Wednesday, 30 January 2019

May goes back to Brussels...

After a busy night in Parliament, some public despair for Remainers (for now),after a couple of delaying or wrecking amendments were defeated. One amendment urging the Government to reject no deal was passed. So was a Government-sponsored one urging the PM to return to Brussels to renegotiate the backstop. Curiously, as a number of commentators pointed out, this contradicted the PM's earlier claim that no further dealing was possible. The mugs don't really understand pragmatic politics or negotiation and were also bleating (C4 and Newsnight), that the EU had rejected any chance to renegotiate, so it was all pointless, ignoring the recent wobbling over them having to install a hard border if no deal. EU speaks as last word/revealed truth/only sensible option etc.So:


MPs have voted for a fantasy. It’s an indictment of our entire political class


J. Freedland is left with a consoling fantasy of his own, that one day the truth will come out at a Chilcott -style public enquiry. It will uncover the serial lies told during the campaign (the bus is the main one, of course):


Almost everyone involved, from both main parties, showed themselves to be immersed in delusion, trading fantasies and absurdities, each one refusing to meet reality’s eye, let alone tackle it head on...Theresa May had repeated endlessly, and for weeks, that her deal was the only deal on offer. Yet there she was, standing at the despatch box urging MPs to vote for an amendment that trashes that very same deal...First, it’s really no great achievement to get MPs to agree that they’d like the good bits of a deal but don’t want to swallow the bad bits [notquite trashing the whole deal then]: yes to the sugar, no to the pill. The Tories have united around a position that says they’d like the benefits of the withdrawal agreement, without paying all the costs [sounds perfectly sensible tome]...It’s the familiar Brexit delusion, which Brussels took all of six minutes to crush, by declaring – for the millionth time – that “the withdrawal agreement is not open for renegotiation.” 

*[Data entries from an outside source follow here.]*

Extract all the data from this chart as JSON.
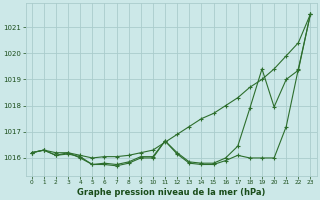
{
  "x": [
    0,
    1,
    2,
    3,
    4,
    5,
    6,
    7,
    8,
    9,
    10,
    11,
    12,
    13,
    14,
    15,
    16,
    17,
    18,
    19,
    20,
    21,
    22,
    23
  ],
  "line1": [
    1016.2,
    1016.3,
    1016.1,
    1016.15,
    1016.05,
    1015.75,
    1015.75,
    1015.7,
    1015.8,
    1016.0,
    1016.0,
    1016.65,
    1016.15,
    1015.8,
    1015.75,
    1015.75,
    1015.9,
    1016.1,
    1016.0,
    1016.0,
    1016.0,
    1017.2,
    1019.4,
    1021.5
  ],
  "line2": [
    1016.2,
    1016.3,
    1016.2,
    1016.2,
    1016.1,
    1016.0,
    1016.05,
    1016.05,
    1016.1,
    1016.2,
    1016.3,
    1016.6,
    1016.9,
    1017.2,
    1017.5,
    1017.7,
    1018.0,
    1018.3,
    1018.7,
    1019.0,
    1019.4,
    1019.9,
    1020.4,
    1021.5
  ],
  "line3": [
    1016.2,
    1016.3,
    1016.1,
    1016.2,
    1016.0,
    1015.75,
    1015.8,
    1015.75,
    1015.85,
    1016.05,
    1016.05,
    1016.65,
    1016.2,
    1015.85,
    1015.8,
    1015.8,
    1016.0,
    1016.45,
    1017.9,
    1019.4,
    1017.95,
    1019.0,
    1019.35,
    1021.5
  ],
  "bg_color": "#cce8e8",
  "grid_color": "#aacccc",
  "line_color": "#2d6e2d",
  "xlabel": "Graphe pression niveau de la mer (hPa)",
  "xlabel_color": "#1a4d1a",
  "tick_labels": [
    "0",
    "1",
    "2",
    "3",
    "4",
    "5",
    "6",
    "7",
    "8",
    "9",
    "10",
    "11",
    "12",
    "13",
    "14",
    "15",
    "16",
    "17",
    "18",
    "19",
    "20",
    "21",
    "22",
    "23"
  ],
  "ylim": [
    1015.3,
    1021.9
  ],
  "yticks": [
    1016,
    1017,
    1018,
    1019,
    1020,
    1021
  ],
  "font_color": "#1a4d1a"
}
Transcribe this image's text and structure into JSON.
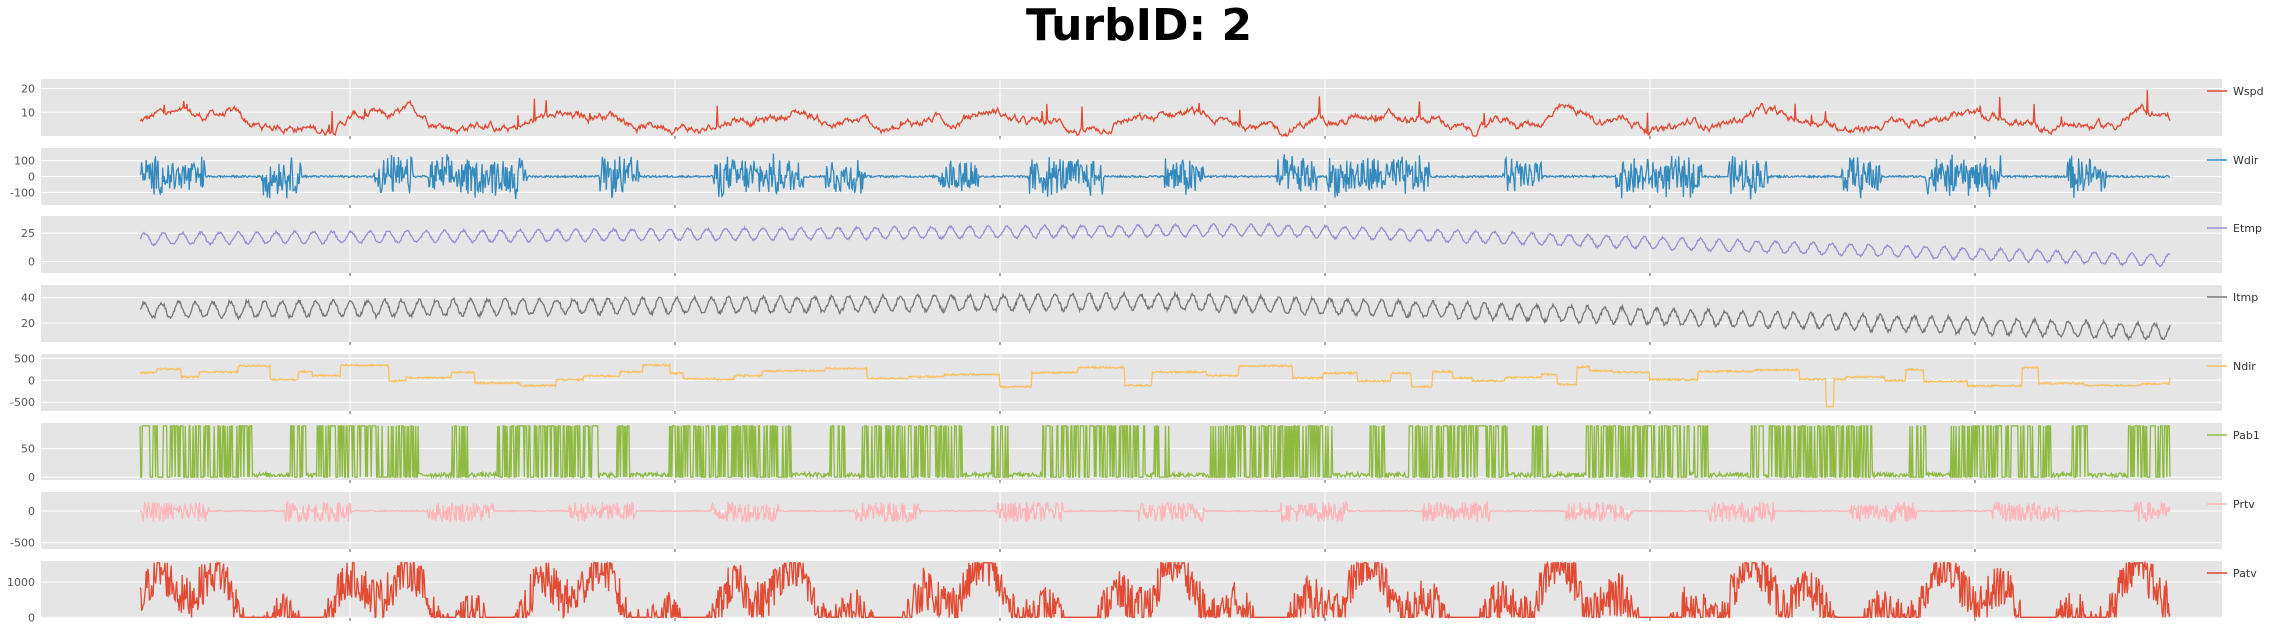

Freedland does have some good points to make:

it was that same logic that saw them [Leavers]  win the referendum itself. Their message back then boiled down to: do you want to stay in the European Union, with all its concrete, visible flaws, or would you like “alternative arrangements”? What we’ve all learned since is that the moment an “alternative” becomes real, it loses its all-things-to-all-people appeal.

Quite right -- but applicable to all political policies,a fortiori to the Remainers, who cannot even develop any 'real' intentions because they are entirely negative and conservative. Freedland thinks history will absolve him -- and the delayers:


[any future enquiry will surely forgive]  the handful of MPs who are using every parliamentary wile they can to stop the country from slamming into the iceberg. The names Grieve, Cooper, Boles and others may earn themselves an admiring footnote in the report that will eventually come.

Freedland is especially venomous to the 14 Labour MPs who voted for the amendments,despite a 3-line whip:

14 Labour rebels ... concluded that even a slight delay to Brexit [who is he kidding]  – just a few months – poses more of a threat to their constituents than a crash-out that could see shortages of food and medicine, with more warnings along those lines coming this morning from the leader of a major hospitals group. The future public inquiry into this horror show will damn those 14 especially.

Interestingly, there is a report in the Times that Boles is coming under fire from his constituency and risks deselectio.

Meanwhile, el Grunida carries extracts from reports of the vote in European newspapers. They seem to grasp the politics a bit more accurately, but also look a bit panicky:


Theresa May is now risking a major showdown with the EU and increasing the danger of a damaging no-deal departure,” writes Le Monde’s London correspondent, Philippe Bernard....“As risky as it is, she intends to run down the clock so as to force the EU27 into making concessions before 29 March. And then, if necessary, blame the EU – an easy scapegoat – for eventual failure.”... Björn Finke in the Süddeutsche Zeitung says...May’s weakness is dangerous, for Britain and for the rest of the EU.”...It is true that this “worries the Europeans”, Vidal-Folch [of El Pais] says. “That’s why they’re drawing up contingency plans, which only remind them of the losses ahead. But those who’ll suffer the most damage are the British themselves....NRC Handelsblad in the Netherlands is equally brutal. “To save her Brexit deal, avoid a split in her party and retain the minimum of control a prime minister needs, May aims to provoke a conflict with the EU,”...Libération, France’s leftwing daily, detects a familiar British strategy behind Tuesday evening’s “utterly absurd” scenes in the Commons. “From now till mid-February, aided by the Eurosceptic press, she can deploy the classic British rhetoric: those intransigent, arrogant Europeans are refusing to give us what we want...“Then she can say, ‘I tried, but this is the only deal on the table.’ She is counting on fear of a no deal to win MPs round. It’s a very big gamble, and it could backfire, lamentably.”